Over the past few years, we have seen fundamental breakthroughs in core problems in machine learning, largely driven by advances in deep neural networks. At the same time, the amount of data collected in a wide array of scientific domains is dramatically increasing in both size and complexity. Taken together, this suggests many exciting opportunities for deep learning applications in scientific settings. But a significant challenge to this is simply knowing where to start. The sheer breadth and diversity of different deep learning techniques makes it difficult to determine what scientific problems might be most amenable to these methods, or which specific combination of methods might offer the most promising first approach.

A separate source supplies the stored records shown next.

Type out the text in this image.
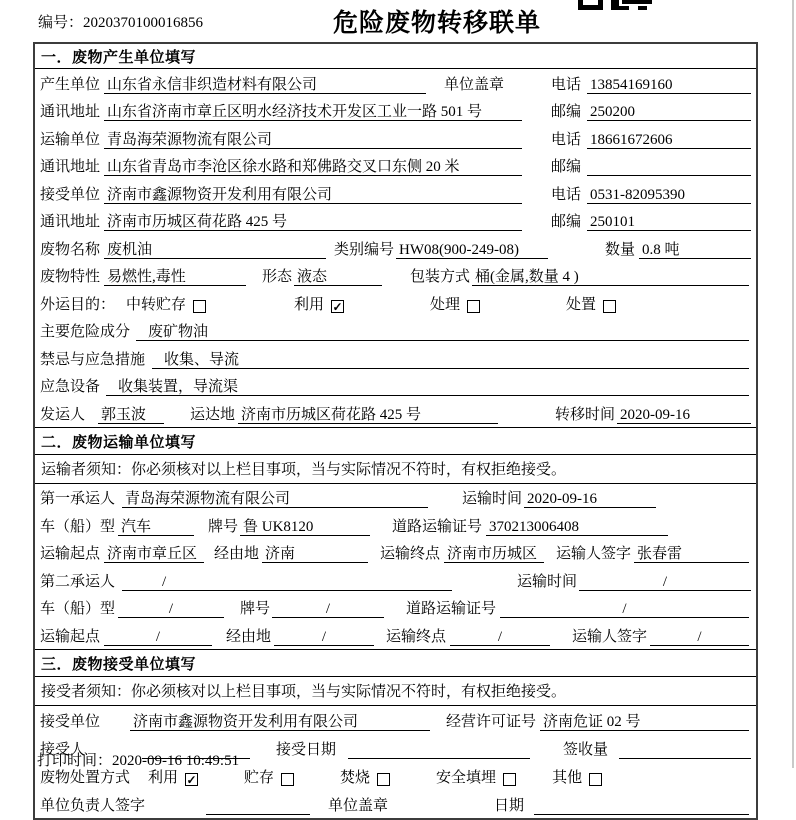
编号：2020370100016856	危险废物转移联单
一．废物产生单位填写
产生单位 山东省永信非织造材料有限公司	单位盖章	电话 13854169160
通讯地址 山东省济南市章丘区明水经济技术开发区工业一路 501 号	邮编 250200
运输单位 青岛海荣源物流有限公司	电话 18661672606
通讯地址 山东省青岛市李沧区徐水路和郑佛路交叉口东侧 20 米	邮编
接受单位 济南市鑫源物资开发利用有限公司	电话 0531-82095390
通讯地址 济南市历城区荷花路 425 号	邮编 250101
废物名称 废机油	类别编号 HW08(900-249-08)	数量 0.8 吨
废物特性 易燃性,毒性	形态 液态	包装方式 桶(金属,数量 4 )
外运目的： 中转贮存	利用 ✓	处理	处置
主要危险成分	废矿物油
禁忌与应急措施	收集、导流
应急设备	收集装置，导流渠
发运人	郭玉波	运达地 济南市历城区荷花路 425 号	转移时间 2020-09-16
二．废物运输单位填写
运输者须知：你必须核对以上栏目事项，当与实际情况不符时，有权拒绝接受。
第一承运人 青岛海荣源物流有限公司	运输时间 2020-09-16
车（船）型 汽车	牌号 鲁 UK8120	道路运输证号 370213006408
运输起点 济南市章丘区	经由地 济南	运输终点 济南市历城区	运输人签字 张春雷
第二承运人	/	运输时间	/
车（船）型	/	牌号	/	道路运输证号	/
运输起点	/	经由地	/	运输终点	/	运输人签字	/
三．废物接受单位填写
接受者须知：你必须核对以上栏目事项，当与实际情况不符时，有权拒绝接受。
接受单位 济南市鑫源物资开发利用有限公司	经营许可证号 济南危证 02 号
接受人	接受日期	签收量
废物处置方式	利用 ✓	贮存	焚烧	安全填埋	其他
单位负责人签字	单位盖章	日期
打印时间：2020-09-16 10:49:51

In this survey, we focus on addressing this central issue, providing an overview of many widely used deep learning models, spanning visual, sequential and graph structured data, associated tasks and different training methods, along with techniques to use deep learning with less data and better interpret these complex models --- two central considerations for many scientific use cases. We also include overviews of the full design process, implementation tips, and links to a plethora of tutorials, research summaries and open-sourced deep learning pipelines and pretrained models, developed by the community. We hope that this survey will help accelerate the use of deep learning across different scientific domains.